Il a contesté en outre devoir la somme sollicitée par le Pact-HD du Pays Basque en émettant des critiques sur le taux de TVA, l'assiette de la créance, ainsi que les conditions de réalisation du contrat, puisque, aux termes de la convention les plans projets détaillés n'ayant pas été exécutés, les montants affectés à cette tâche ne sont pas dus selon lui, et ce d'autant que le délai entre la signature du contrat et l'envoi du dossier de subvention soit 12 mois n'a pas été respecté, et que les retards se sont accumulés dès le début de l'exécution du projet.

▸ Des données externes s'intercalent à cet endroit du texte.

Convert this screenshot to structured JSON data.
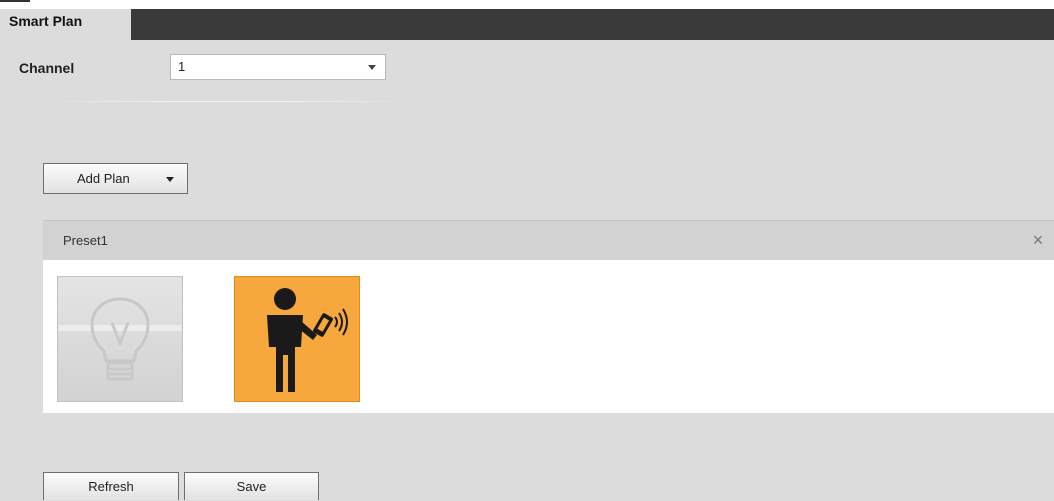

Il ajoute que les travaux réalisés sont entachés de très nombreuses malfaçons, que l'ouvrage n'est pas conforme à l'usage attendu, qu'il comporte des erreurs de métrés, que les normes relatives à l'accessibilité pour les personnes handicapées n'ont pas été respectées, et que de très nombreuses réserves ont été adressées par écrit au Pact-HD du Pays Basque qui n'en a pas tenu compte.

Dans ses dernières écritures du 7 mars 2012, l'association Pact-HD du Pays Basque a conclu à la confirmation du jugement ainsi qu'à la condamnation de M. [J] au paiement de la somme de 3 000 € à titre de dommages-intérêts, et d'une indemnité de 4 000 € pour frais irrépétibles.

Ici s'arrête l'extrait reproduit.